Speaking Thursday afternoon at the Cemex Auditorium in the Graduate School of Business (GSB), four-star General Stanley McChrystal said that the United States has struggled to find answers to global and national issues not because the country has gotten lazy or selfish, but because it has continued to apply an outdated model of leadership instead of adapting to the changing times.


McChrystal’s talk was part of the lecture series “View from the Top,” a student-run program that brings prominent figures to campus to share their insights on effective leadership.


“He prefers to be called Stan, although I recommend you call him General McChrystal,” joked Joel Peterson, director of the Center for Leadership Development and Researchat the GSB when he introduced McChrystal, former commander of U.S. and international forces in Afghanistan, to a capacity-filled audience of more than 600.

United States General Stanley McChrystal, former leader of the Joint Special Operations Command, spoke about leadership strategy Thursday afternoon. The event was held at the GSB. (NATASHA WEASER/The Stanford Daily)

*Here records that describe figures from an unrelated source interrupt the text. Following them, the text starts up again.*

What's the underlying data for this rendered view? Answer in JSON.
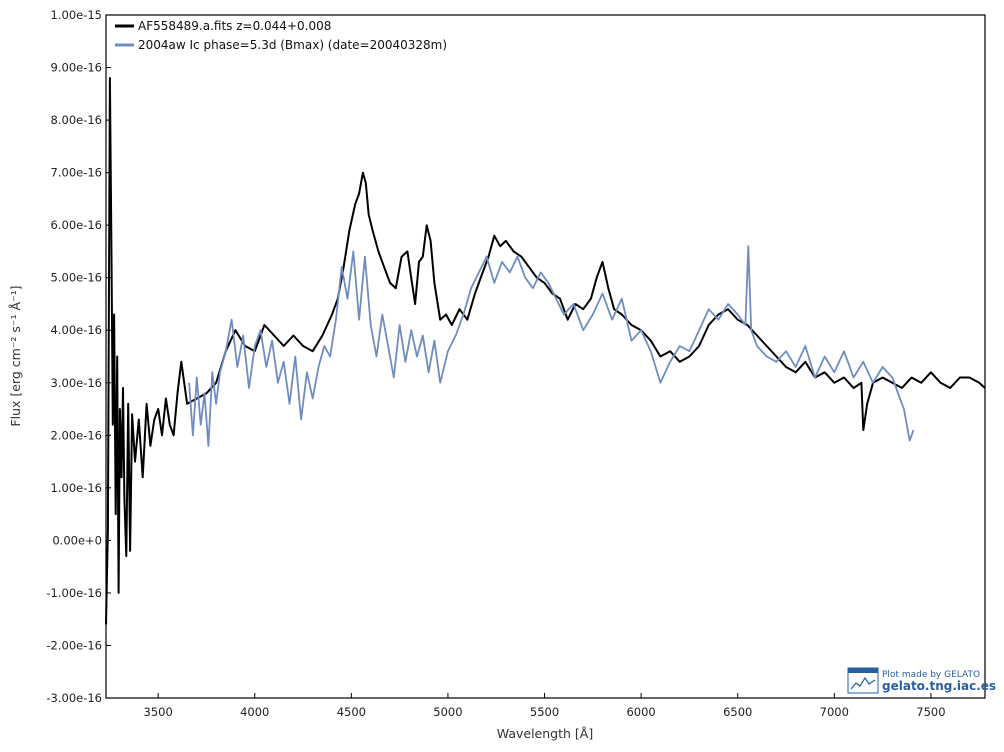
{
  "chart_data": {
    "type": "line",
    "title": "",
    "xlabel": "Wavelength [Å]",
    "ylabel": "Flux [erg cm⁻² s⁻¹ Å⁻¹]",
    "xlim": [
      3230,
      7780
    ],
    "ylim": [
      -3e-16,
      1e-15
    ],
    "x_ticks": [
      3500,
      4000,
      4500,
      5000,
      5500,
      6000,
      6500,
      7000,
      7500
    ],
    "x_tick_labels": [
      "3500",
      "4000",
      "4500",
      "5000",
      "5500",
      "6000",
      "6500",
      "7000",
      "7500"
    ],
    "y_ticks": [
      -3e-16,
      -2e-16,
      -1e-16,
      0,
      1e-16,
      2e-16,
      3e-16,
      4e-16,
      5e-16,
      6e-16,
      7e-16,
      8e-16,
      9e-16,
      1e-15
    ],
    "y_tick_labels": [
      "-3.00e-16",
      "-2.00e-16",
      "-1.00e-16",
      "0.00e+0",
      "1.00e-16",
      "2.00e-16",
      "3.00e-16",
      "4.00e-16",
      "5.00e-16",
      "6.00e-16",
      "7.00e-16",
      "8.00e-16",
      "9.00e-16",
      "1.00e-15"
    ],
    "grid": false,
    "legend_position": "top-left",
    "series": [
      {
        "name": "AF558489.a.fits  z=0.044+0.008",
        "color": "#000000",
        "x": [
          3230,
          3240,
          3250,
          3258,
          3265,
          3272,
          3280,
          3288,
          3295,
          3302,
          3310,
          3318,
          3325,
          3335,
          3345,
          3355,
          3365,
          3380,
          3400,
          3420,
          3440,
          3460,
          3480,
          3500,
          3520,
          3540,
          3560,
          3580,
          3600,
          3620,
          3650,
          3700,
          3750,
          3800,
          3850,
          3900,
          3950,
          4000,
          4050,
          4100,
          4150,
          4200,
          4250,
          4300,
          4350,
          4400,
          4430,
          4460,
          4490,
          4520,
          4540,
          4560,
          4575,
          4590,
          4610,
          4640,
          4670,
          4700,
          4730,
          4760,
          4790,
          4810,
          4830,
          4850,
          4870,
          4890,
          4910,
          4930,
          4960,
          4990,
          5020,
          5060,
          5100,
          5140,
          5180,
          5210,
          5240,
          5270,
          5300,
          5340,
          5380,
          5420,
          5460,
          5500,
          5540,
          5580,
          5620,
          5660,
          5700,
          5740,
          5770,
          5800,
          5830,
          5860,
          5900,
          5950,
          6000,
          6050,
          6100,
          6150,
          6200,
          6250,
          6300,
          6350,
          6400,
          6450,
          6500,
          6550,
          6600,
          6650,
          6700,
          6750,
          6800,
          6850,
          6900,
          6950,
          7000,
          7050,
          7100,
          7140,
          7150,
          7170,
          7200,
          7250,
          7300,
          7350,
          7400,
          7450,
          7500,
          7550,
          7600,
          7650,
          7700,
          7750,
          7780
        ],
        "y": [
          -1.6e-16,
          2e-17,
          8.8e-16,
          5.6e-16,
          2.2e-16,
          4.3e-16,
          5e-17,
          3.5e-16,
          -1e-16,
          2.5e-16,
          1.2e-16,
          2.9e-16,
          8e-17,
          -3e-17,
          2.6e-16,
          -2e-17,
          2.4e-16,
          1.5e-16,
          2.3e-16,
          1.2e-16,
          2.6e-16,
          1.8e-16,
          2.3e-16,
          2.5e-16,
          2e-16,
          2.7e-16,
          2.2e-16,
          2e-16,
          2.8e-16,
          3.4e-16,
          2.6e-16,
          2.7e-16,
          2.8e-16,
          3e-16,
          3.6e-16,
          4e-16,
          3.7e-16,
          3.6e-16,
          4.1e-16,
          3.9e-16,
          3.7e-16,
          3.9e-16,
          3.7e-16,
          3.6e-16,
          3.9e-16,
          4.3e-16,
          4.6e-16,
          5.2e-16,
          5.9e-16,
          6.4e-16,
          6.6e-16,
          7e-16,
          6.8e-16,
          6.2e-16,
          5.9e-16,
          5.5e-16,
          5.2e-16,
          4.9e-16,
          4.8e-16,
          5.4e-16,
          5.5e-16,
          5e-16,
          4.5e-16,
          5.3e-16,
          5.4e-16,
          6e-16,
          5.7e-16,
          4.9e-16,
          4.2e-16,
          4.3e-16,
          4.1e-16,
          4.4e-16,
          4.2e-16,
          4.7e-16,
          5.1e-16,
          5.4e-16,
          5.8e-16,
          5.6e-16,
          5.7e-16,
          5.5e-16,
          5.4e-16,
          5.2e-16,
          5e-16,
          4.9e-16,
          4.7e-16,
          4.6e-16,
          4.2e-16,
          4.5e-16,
          4.4e-16,
          4.6e-16,
          5e-16,
          5.3e-16,
          4.8e-16,
          4.4e-16,
          4.3e-16,
          4.1e-16,
          4e-16,
          3.8e-16,
          3.5e-16,
          3.6e-16,
          3.4e-16,
          3.5e-16,
          3.7e-16,
          4.1e-16,
          4.3e-16,
          4.4e-16,
          4.2e-16,
          4.1e-16,
          3.9e-16,
          3.7e-16,
          3.5e-16,
          3.3e-16,
          3.2e-16,
          3.4e-16,
          3.1e-16,
          3.2e-16,
          3e-16,
          3.1e-16,
          2.9e-16,
          3e-16,
          2.1e-16,
          2.6e-16,
          3e-16,
          3.1e-16,
          3e-16,
          2.9e-16,
          3.1e-16,
          3e-16,
          3.2e-16,
          3e-16,
          2.9e-16,
          3.1e-16,
          3.1e-16,
          3e-16,
          2.9e-16
        ]
      },
      {
        "name": "2004aw  Ic  phase=5.3d (Bmax)  (date=20040328m)",
        "color": "#6f8dc0",
        "x": [
          3660,
          3680,
          3700,
          3720,
          3740,
          3760,
          3780,
          3800,
          3820,
          3850,
          3880,
          3910,
          3940,
          3970,
          4000,
          4030,
          4060,
          4090,
          4120,
          4150,
          4180,
          4210,
          4240,
          4270,
          4300,
          4330,
          4360,
          4390,
          4420,
          4450,
          4480,
          4510,
          4540,
          4570,
          4600,
          4630,
          4660,
          4690,
          4720,
          4750,
          4780,
          4810,
          4840,
          4870,
          4900,
          4930,
          4960,
          5000,
          5040,
          5080,
          5120,
          5160,
          5200,
          5240,
          5280,
          5320,
          5360,
          5400,
          5440,
          5480,
          5520,
          5560,
          5600,
          5650,
          5700,
          5750,
          5800,
          5850,
          5900,
          5950,
          6000,
          6050,
          6100,
          6150,
          6200,
          6250,
          6300,
          6350,
          6400,
          6450,
          6500,
          6540,
          6555,
          6570,
          6600,
          6650,
          6700,
          6750,
          6800,
          6850,
          6900,
          6950,
          7000,
          7050,
          7100,
          7150,
          7200,
          7250,
          7300,
          7330,
          7360,
          7390,
          7410
        ],
        "y": [
          3e-16,
          2e-16,
          3.1e-16,
          2.2e-16,
          2.8e-16,
          1.8e-16,
          3.2e-16,
          2.6e-16,
          3.2e-16,
          3.6e-16,
          4.2e-16,
          3.3e-16,
          3.9e-16,
          2.9e-16,
          3.7e-16,
          4e-16,
          3.3e-16,
          3.8e-16,
          3e-16,
          3.4e-16,
          2.6e-16,
          3.5e-16,
          2.3e-16,
          3.2e-16,
          2.7e-16,
          3.3e-16,
          3.7e-16,
          3.5e-16,
          4.2e-16,
          5.2e-16,
          4.6e-16,
          5.5e-16,
          4.2e-16,
          5.4e-16,
          4.1e-16,
          3.5e-16,
          4.3e-16,
          3.7e-16,
          3.1e-16,
          4.1e-16,
          3.4e-16,
          4e-16,
          3.5e-16,
          3.9e-16,
          3.2e-16,
          3.8e-16,
          3e-16,
          3.6e-16,
          3.9e-16,
          4.3e-16,
          4.8e-16,
          5.1e-16,
          5.4e-16,
          4.9e-16,
          5.3e-16,
          5.1e-16,
          5.4e-16,
          5e-16,
          4.8e-16,
          5.1e-16,
          4.9e-16,
          4.6e-16,
          4.3e-16,
          4.5e-16,
          4e-16,
          4.3e-16,
          4.7e-16,
          4.2e-16,
          4.6e-16,
          3.8e-16,
          4e-16,
          3.6e-16,
          3e-16,
          3.4e-16,
          3.7e-16,
          3.6e-16,
          4e-16,
          4.4e-16,
          4.2e-16,
          4.5e-16,
          4.3e-16,
          4.1e-16,
          5.6e-16,
          4e-16,
          3.7e-16,
          3.5e-16,
          3.4e-16,
          3.6e-16,
          3.3e-16,
          3.7e-16,
          3.1e-16,
          3.5e-16,
          3.2e-16,
          3.6e-16,
          3.1e-16,
          3.4e-16,
          3e-16,
          3.3e-16,
          3.1e-16,
          2.8e-16,
          2.5e-16,
          1.9e-16,
          2.1e-16
        ]
      }
    ]
  },
  "credit": {
    "made_by": "Plot made by GELATO",
    "site": "gelato.tng.iac.es"
  }
}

“He is known for creating a revolution in warfare that fused intelligence and operations,” Peterson added, referring to McChrystal’s counterinsurgency strategy in Afghanistan and Iraq.


McChrystal’s leadership of the Joint Special Operations Command (JSOC), which oversees the military’s most sensitive forces, is credited with the December 2003 capture of Saddam Hussein and the June 2006 locating and killing of Abu Musab al-Zarqawi, the former head of Al Qaeda in Iraq.


President Obama’s Dec. 2009 order to send an additional 30,000 troops to Afghanistan was based on McChrystal’s assessment of the war.


McChrystal’s speech focused on leadership strategy rather than solely foreign policy, although he did share anecdotes from his military career throughout the speech.


Citing New York Times columnist and bestselling author Thomas Friedman’s book “The World is Flat,” McChrystal warned of increasing competition between nations worldwide.


“You have to lead and learn and adapt or die,” McChrystal said.  “At the heart of this is effective communication.”


McChrystal also laid out his key leadership intangibles, which included managing time and energy, working to form relationships and leading by example.


“When you are a leader, people watch everything that you do,” McChrystal said. “You have to operate with a moral compass that people believe in.”


He concluded with the statement that “leadership is not a talent or a gift, it’s a choice.”


After McChrystal’s speech, audience members posed questions ranging from the welfare of veterans to democracy movements in the Middle East to McChrystal’s famed daily routine, which consists of one meal a day and four hours of sleep.


In response to a question raised about the nature of the sensitive relationship between the United States and Pakistan, McChrystal responded by highlighting the importance and difficulty of building trust between the two nations.


“There is a deficit of trust [between the United States and Pakistan],” McChrystal said, “But I believe Pakistan has strategic interests that I believe the U.S. can help shape.”


McChrystal spoke to The Daily after the event, saying, “I am incredibly honored to be here and I am happy with the great amount of interest shown today.”


Stephen Cobbe ‘15, who attended the speech and whose father served with McChrystal in Afghanistan, said, “It was so incredibly inspiring and only reaffirmed my plans to join the military in the future.”


McChrystal retired from the military in August 2010, after making critical comments of the Obama administration in a Rolling Stone article. He currently teaches a leadership seminar at Yale University.